Given that $\arctan \left( {\frac{1}{5}} \right) + \arctan \left( {\frac{1}{8}} \right) = \arctan \left( {\frac{1}{p}} \right)$, where $p \in {\mathbb{Z}^ + }$, find p.

Hence find the value of $\arctan \left( {\frac{1}{2}} \right) + \arctan \left( {\frac{1}{5}} \right) + \arctan \left( {\frac{1}{8}} \right)$.

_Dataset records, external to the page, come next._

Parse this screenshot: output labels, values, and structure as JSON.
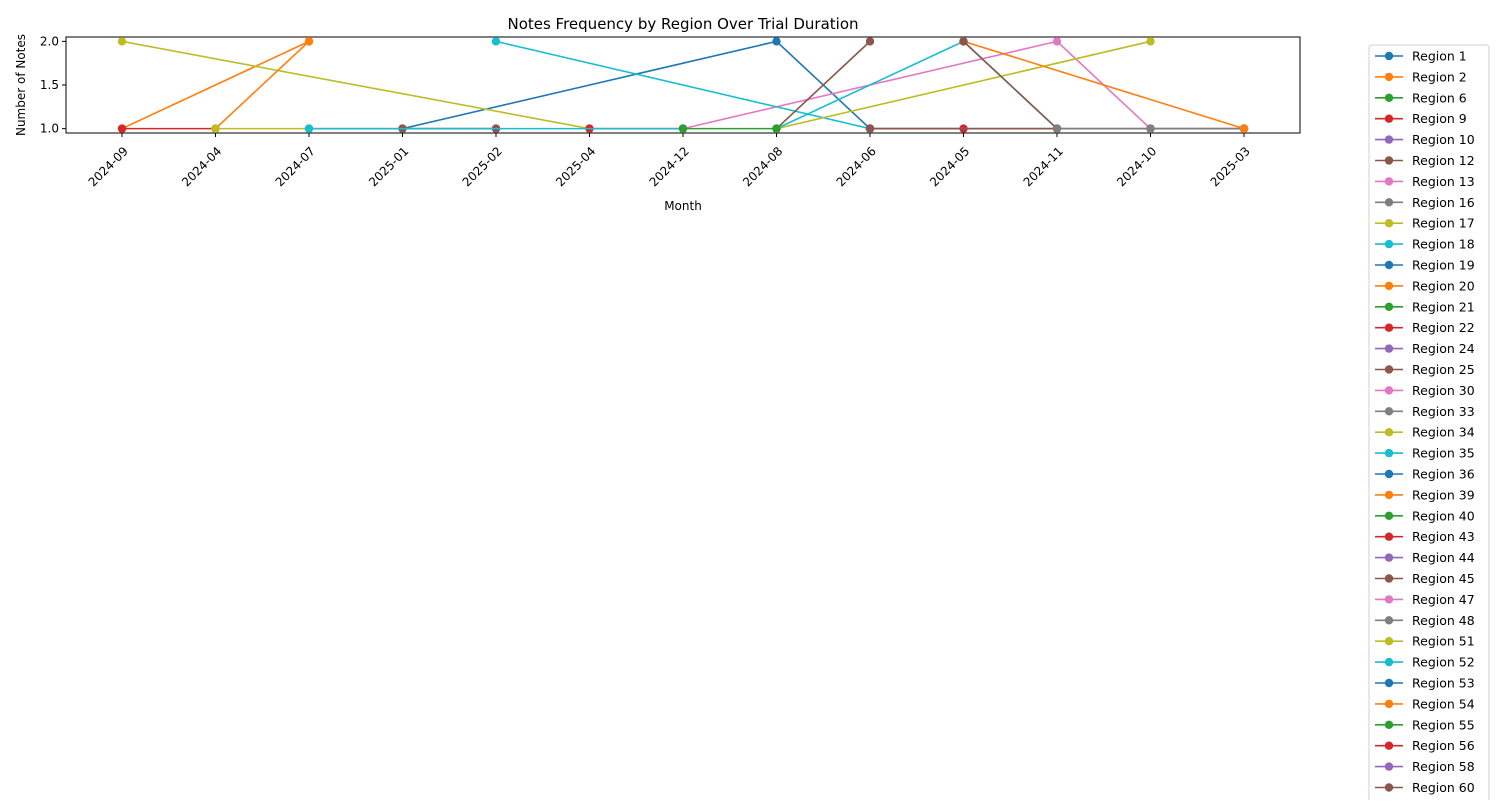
{
  "chart_data": {
    "type": "line",
    "title": "Notes Frequency by Region Over Trial Duration",
    "xlabel": "Month",
    "ylabel": "Number of Notes",
    "categories": [
      "2024-09",
      "2024-04",
      "2024-07",
      "2025-01",
      "2025-02",
      "2025-04",
      "2024-12",
      "2024-08",
      "2024-06",
      "2024-05",
      "2024-11",
      "2024-10",
      "2025-03"
    ],
    "ylim": [
      0.95,
      2.05
    ],
    "yticks": [
      "1.0",
      "1.5",
      "2.0"
    ],
    "grid": false,
    "legend_position": "outside right",
    "palette": [
      "#1f77b4",
      "#ff7f0e",
      "#2ca02c",
      "#d62728",
      "#9467bd",
      "#8c564b",
      "#e377c2",
      "#7f7f7f",
      "#bcbd22",
      "#17becf"
    ],
    "legend": [
      "Region 1",
      "Region 2",
      "Region 6",
      "Region 9",
      "Region 10",
      "Region 12",
      "Region 13",
      "Region 16",
      "Region 17",
      "Region 18",
      "Region 19",
      "Region 20",
      "Region 21",
      "Region 22",
      "Region 24",
      "Region 25",
      "Region 30",
      "Region 33",
      "Region 34",
      "Region 35",
      "Region 36",
      "Region 39",
      "Region 40",
      "Region 43",
      "Region 44",
      "Region 45",
      "Region 47",
      "Region 48",
      "Region 51",
      "Region 52",
      "Region 53",
      "Region 54",
      "Region 55",
      "Region 56",
      "Region 58",
      "Region 60"
    ],
    "series": [
      {
        "name": "Region 1",
        "color": "#1f77b4",
        "points": [
          [
            "2025-01",
            1
          ],
          [
            "2024-08",
            2
          ],
          [
            "2024-06",
            1
          ]
        ]
      },
      {
        "name": "Region 2",
        "color": "#ff7f0e",
        "points": [
          [
            "2024-09",
            1
          ],
          [
            "2024-07",
            2
          ]
        ]
      },
      {
        "name": "Region 9",
        "color": "#d62728",
        "points": [
          [
            "2024-09",
            1
          ],
          [
            "2024-04",
            1
          ]
        ]
      },
      {
        "name": "Region 10",
        "color": "#9467bd",
        "points": [
          [
            "2024-07",
            1
          ],
          [
            "2025-02",
            1
          ]
        ]
      },
      {
        "name": "Region 12",
        "color": "#8c564b",
        "points": [
          [
            "2025-01",
            1
          ],
          [
            "2025-02",
            1
          ]
        ]
      },
      {
        "name": "Region 13",
        "color": "#e377c2",
        "points": [
          [
            "2024-12",
            1
          ],
          [
            "2024-11",
            2
          ],
          [
            "2024-10",
            1
          ]
        ]
      },
      {
        "name": "Region 17",
        "color": "#bcbd22",
        "points": [
          [
            "2024-09",
            2
          ],
          [
            "2025-04",
            1
          ]
        ]
      },
      {
        "name": "Region 18",
        "color": "#17becf",
        "points": [
          [
            "2025-02",
            2
          ],
          [
            "2024-06",
            1
          ]
        ]
      },
      {
        "name": "Region 20",
        "color": "#ff7f0e",
        "points": [
          [
            "2024-04",
            1
          ],
          [
            "2024-07",
            2
          ]
        ]
      },
      {
        "name": "Region 22",
        "color": "#d62728",
        "points": [
          [
            "2025-04",
            1
          ],
          [
            "2024-12",
            1
          ]
        ]
      },
      {
        "name": "Region 25",
        "color": "#8c564b",
        "points": [
          [
            "2024-08",
            1
          ],
          [
            "2024-06",
            2
          ]
        ]
      },
      {
        "name": "Region 34",
        "color": "#bcbd22",
        "points": [
          [
            "2024-08",
            1
          ],
          [
            "2024-10",
            2
          ]
        ]
      },
      {
        "name": "Region 35",
        "color": "#17becf",
        "points": [
          [
            "2024-08",
            1
          ],
          [
            "2024-05",
            2
          ],
          [
            "2024-11",
            1
          ]
        ]
      },
      {
        "name": "Region 39",
        "color": "#ff7f0e",
        "points": [
          [
            "2024-05",
            2
          ],
          [
            "2025-03",
            1
          ]
        ]
      },
      {
        "name": "Region 43",
        "color": "#d62728",
        "points": [
          [
            "2024-06",
            1
          ],
          [
            "2024-05",
            1
          ]
        ]
      },
      {
        "name": "Region 45",
        "color": "#8c564b",
        "points": [
          [
            "2024-05",
            2
          ],
          [
            "2024-11",
            1
          ]
        ]
      },
      {
        "name": "Region 47",
        "color": "#e377c2",
        "points": [
          [
            "2024-10",
            1
          ],
          [
            "2025-03",
            1
          ]
        ]
      },
      {
        "name": "Region 51",
        "color": "#bcbd22",
        "points": [
          [
            "2024-04",
            1
          ],
          [
            "2024-07",
            1
          ]
        ]
      },
      {
        "name": "Region 52",
        "color": "#17becf",
        "points": [
          [
            "2024-07",
            1
          ],
          [
            "2024-12",
            1
          ]
        ]
      },
      {
        "name": "Region 53",
        "color": "#1f77b4",
        "points": [
          [
            "2024-06",
            1
          ],
          [
            "2024-11",
            1
          ]
        ]
      },
      {
        "name": "Region 55",
        "color": "#2ca02c",
        "points": [
          [
            "2024-12",
            1
          ],
          [
            "2024-08",
            1
          ]
        ]
      },
      {
        "name": "Region 58",
        "color": "#9467bd",
        "points": [
          [
            "2024-06",
            1
          ],
          [
            "2024-10",
            1
          ]
        ]
      },
      {
        "name": "Region 60",
        "color": "#8c564b",
        "points": [
          [
            "2024-06",
            1
          ],
          [
            "2025-03",
            1
          ]
        ]
      },
      {
        "name": "Region 48",
        "color": "#7f7f7f",
        "points": [
          [
            "2024-11",
            1
          ],
          [
            "2025-03",
            1
          ]
        ]
      },
      {
        "name": "Region 33",
        "color": "#7f7f7f",
        "points": [
          [
            "2024-10",
            1
          ],
          [
            "2025-03",
            1
          ]
        ]
      },
      {
        "name": "Region 54",
        "color": "#ff7f0e",
        "points": [
          [
            "2025-03",
            1
          ]
        ]
      }
    ]
  }
}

attempt at use of $\tan (A + B) = \frac{{\tan (A) + \tan (B)}}{{1 - \tan (A)\tan (B)}}$     M1

$\frac{1}{p} = \frac{{\frac{1}{5} + \frac{1}{8}}}{{1 - \frac{1}{5} \times \frac{1}{8}}}{\text{ }}\left( { = \frac{1}{3}} \right)$     A1

$p = 3$     A1

Note: the value of p needs to be stated for the final mark.

[3 marks]

$\tan \left( {\arctan \left( {\frac{1}{2}} \right) + \arctan \left( {\frac{1}{5}} \right) + \arctan \left( {\frac{1}{8}} \right)} \right) = \frac{{\frac{1}{2} + \frac{1}{3}}}{{1 - \frac{1}{2} \times \frac{1}{3}}} = 1$     M1A1

$\arctan \left( {\frac{1}{2}} \right) + \arctan \left( {\frac{1}{5}} \right) + \arctan \left( {\frac{1}{8}} \right) = \frac{\pi }{4}$     A1

[3 marks]

Those candidates who used the addition formula for the tangent were usually successful.

Some candidates left their answer as the tangent of an angle, rather than the angle itself.